O posto tinha duas prateleiras, agora viradas, sem vestígio de comida. O lugar estava vazio, já saqueado; o computador da recepção quebrado no chão. Marcas de sangue por toda parte, manchas escuras inquietantes. Até as janelas estavam quebradas, deixando passar o vento.
Youyou ficou insatisfeita com a ruína, temendo que o mau agouro afetasse a mãe e o irmão menor.
— Pai, essa casa está imunda, vamos comer no carro mesmo!
Chunlian, desde o apocalipse, não sofrera tanto; diante da desolação, não conseguia ficar ali.
— Vamos descansar um pouco no carro; em uma hora chegaremos à cidade!
Antes do apocalipse, meia hora bastava para alcançar o município.
Lembrando dos incontáveis zumbis, insetos venenosos e ratos mutantes em Vila do Vento, ninguém esperava nada de Luochang.
Sided olhou para a esposa e filhos, desculpando-se: nem um mingau ou sopa quente para a refeição.
Lá fora, o vento frio soprava, trazendo o inverno de setembro, que parecia dezembro.
De volta ao carro, Youyou tirou uma tigela de bolinhos de arroz. Com água quente, todos comeram com prazer.
Ao menos Yuanyang estava satisfeito; agora, até pão duro lhe pareceria um banquete.
— Comam primeiro, vou verificar o entorno.

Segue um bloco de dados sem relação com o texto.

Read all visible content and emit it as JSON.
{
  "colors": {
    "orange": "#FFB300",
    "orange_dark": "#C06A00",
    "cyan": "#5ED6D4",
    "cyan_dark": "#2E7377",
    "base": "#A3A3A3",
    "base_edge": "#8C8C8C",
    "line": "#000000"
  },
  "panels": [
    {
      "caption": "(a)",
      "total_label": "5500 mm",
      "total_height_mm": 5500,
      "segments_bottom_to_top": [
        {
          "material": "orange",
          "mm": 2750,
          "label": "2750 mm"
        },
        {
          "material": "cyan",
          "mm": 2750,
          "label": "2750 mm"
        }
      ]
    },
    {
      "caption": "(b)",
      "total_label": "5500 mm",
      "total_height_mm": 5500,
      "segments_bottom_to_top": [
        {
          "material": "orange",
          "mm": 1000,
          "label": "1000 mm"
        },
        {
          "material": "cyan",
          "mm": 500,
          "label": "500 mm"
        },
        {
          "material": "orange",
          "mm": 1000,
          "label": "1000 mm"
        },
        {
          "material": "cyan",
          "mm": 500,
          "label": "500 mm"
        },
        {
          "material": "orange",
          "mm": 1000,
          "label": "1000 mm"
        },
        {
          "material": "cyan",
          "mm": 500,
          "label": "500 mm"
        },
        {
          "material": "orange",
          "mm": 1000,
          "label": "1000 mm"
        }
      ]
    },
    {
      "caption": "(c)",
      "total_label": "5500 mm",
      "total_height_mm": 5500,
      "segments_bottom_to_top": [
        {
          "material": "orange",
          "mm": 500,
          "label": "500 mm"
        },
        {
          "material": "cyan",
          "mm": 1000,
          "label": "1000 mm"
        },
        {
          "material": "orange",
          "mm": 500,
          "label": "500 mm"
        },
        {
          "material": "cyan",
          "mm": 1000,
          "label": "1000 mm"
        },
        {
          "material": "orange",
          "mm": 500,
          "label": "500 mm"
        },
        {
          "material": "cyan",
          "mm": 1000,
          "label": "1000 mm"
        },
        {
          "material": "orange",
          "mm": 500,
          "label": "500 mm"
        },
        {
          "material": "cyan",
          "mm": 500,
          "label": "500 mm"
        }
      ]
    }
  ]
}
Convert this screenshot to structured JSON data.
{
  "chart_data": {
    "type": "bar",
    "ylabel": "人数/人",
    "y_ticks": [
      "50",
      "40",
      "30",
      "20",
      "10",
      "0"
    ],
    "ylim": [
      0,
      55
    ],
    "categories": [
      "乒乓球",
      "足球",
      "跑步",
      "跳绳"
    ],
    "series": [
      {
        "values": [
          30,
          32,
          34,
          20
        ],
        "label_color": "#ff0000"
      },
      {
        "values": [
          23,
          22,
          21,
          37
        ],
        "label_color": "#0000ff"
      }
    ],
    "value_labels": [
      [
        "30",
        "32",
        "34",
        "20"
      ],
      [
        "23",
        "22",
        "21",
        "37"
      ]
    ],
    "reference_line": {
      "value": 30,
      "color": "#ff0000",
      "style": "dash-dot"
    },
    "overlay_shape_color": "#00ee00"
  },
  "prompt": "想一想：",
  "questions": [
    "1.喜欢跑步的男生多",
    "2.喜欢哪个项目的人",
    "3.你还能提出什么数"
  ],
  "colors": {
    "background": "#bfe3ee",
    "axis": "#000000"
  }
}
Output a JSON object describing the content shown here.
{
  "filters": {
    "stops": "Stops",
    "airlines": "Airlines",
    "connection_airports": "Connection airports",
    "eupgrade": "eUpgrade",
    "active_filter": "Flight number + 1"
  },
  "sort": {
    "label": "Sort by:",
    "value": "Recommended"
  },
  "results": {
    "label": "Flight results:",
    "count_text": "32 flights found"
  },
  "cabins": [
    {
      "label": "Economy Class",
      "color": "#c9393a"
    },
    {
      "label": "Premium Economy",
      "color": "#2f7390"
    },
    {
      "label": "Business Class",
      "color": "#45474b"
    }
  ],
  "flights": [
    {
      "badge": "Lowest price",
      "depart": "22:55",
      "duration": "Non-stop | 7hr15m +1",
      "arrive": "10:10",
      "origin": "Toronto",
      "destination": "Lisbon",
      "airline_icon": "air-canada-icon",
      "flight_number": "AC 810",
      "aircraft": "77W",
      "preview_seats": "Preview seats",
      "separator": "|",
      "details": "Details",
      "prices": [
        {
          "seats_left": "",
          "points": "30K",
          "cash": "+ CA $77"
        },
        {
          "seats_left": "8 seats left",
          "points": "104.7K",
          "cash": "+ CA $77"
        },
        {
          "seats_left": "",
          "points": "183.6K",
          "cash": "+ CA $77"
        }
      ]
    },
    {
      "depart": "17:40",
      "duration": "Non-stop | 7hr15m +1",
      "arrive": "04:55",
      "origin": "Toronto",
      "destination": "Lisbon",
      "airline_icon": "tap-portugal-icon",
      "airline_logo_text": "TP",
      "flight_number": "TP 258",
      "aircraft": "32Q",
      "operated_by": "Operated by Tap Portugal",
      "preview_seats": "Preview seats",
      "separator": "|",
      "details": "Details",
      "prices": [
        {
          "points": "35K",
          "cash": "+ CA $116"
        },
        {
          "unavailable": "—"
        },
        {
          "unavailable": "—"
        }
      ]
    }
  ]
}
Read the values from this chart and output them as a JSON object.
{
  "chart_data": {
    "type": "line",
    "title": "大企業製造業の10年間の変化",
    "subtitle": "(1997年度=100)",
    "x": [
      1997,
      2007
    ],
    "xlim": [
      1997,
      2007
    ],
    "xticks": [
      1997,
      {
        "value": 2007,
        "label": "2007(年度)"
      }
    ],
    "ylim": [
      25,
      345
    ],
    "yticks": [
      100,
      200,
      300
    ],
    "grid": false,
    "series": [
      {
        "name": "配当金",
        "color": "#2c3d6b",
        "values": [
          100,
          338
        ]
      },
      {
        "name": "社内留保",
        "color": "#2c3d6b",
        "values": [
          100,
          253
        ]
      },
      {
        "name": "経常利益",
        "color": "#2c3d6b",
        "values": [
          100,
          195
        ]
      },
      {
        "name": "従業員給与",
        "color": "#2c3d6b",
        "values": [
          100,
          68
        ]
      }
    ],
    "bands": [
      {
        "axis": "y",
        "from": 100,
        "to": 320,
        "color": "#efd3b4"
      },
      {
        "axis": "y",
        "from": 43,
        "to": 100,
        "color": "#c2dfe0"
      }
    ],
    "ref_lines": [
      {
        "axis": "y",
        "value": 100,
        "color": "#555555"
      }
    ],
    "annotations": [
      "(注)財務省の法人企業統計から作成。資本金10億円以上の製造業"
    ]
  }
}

Youyou levou os dois pequenos para inspecionar o posto. A bomba ainda liberava gasolina ao ser acionada.
— Fenghe, procure um galão grande.
Assim podiam abastecer mais; ela e Ying cruzaram o posto em direção ao quintal.
No pátio, quatro ou cinco zumbis ferozes avançaram. Youyou, ágil, lançou rapidamente alguns cipós, esmagando suas cabeças. Eram zumbis iniciais, nem núcleo cristalino tinham formado.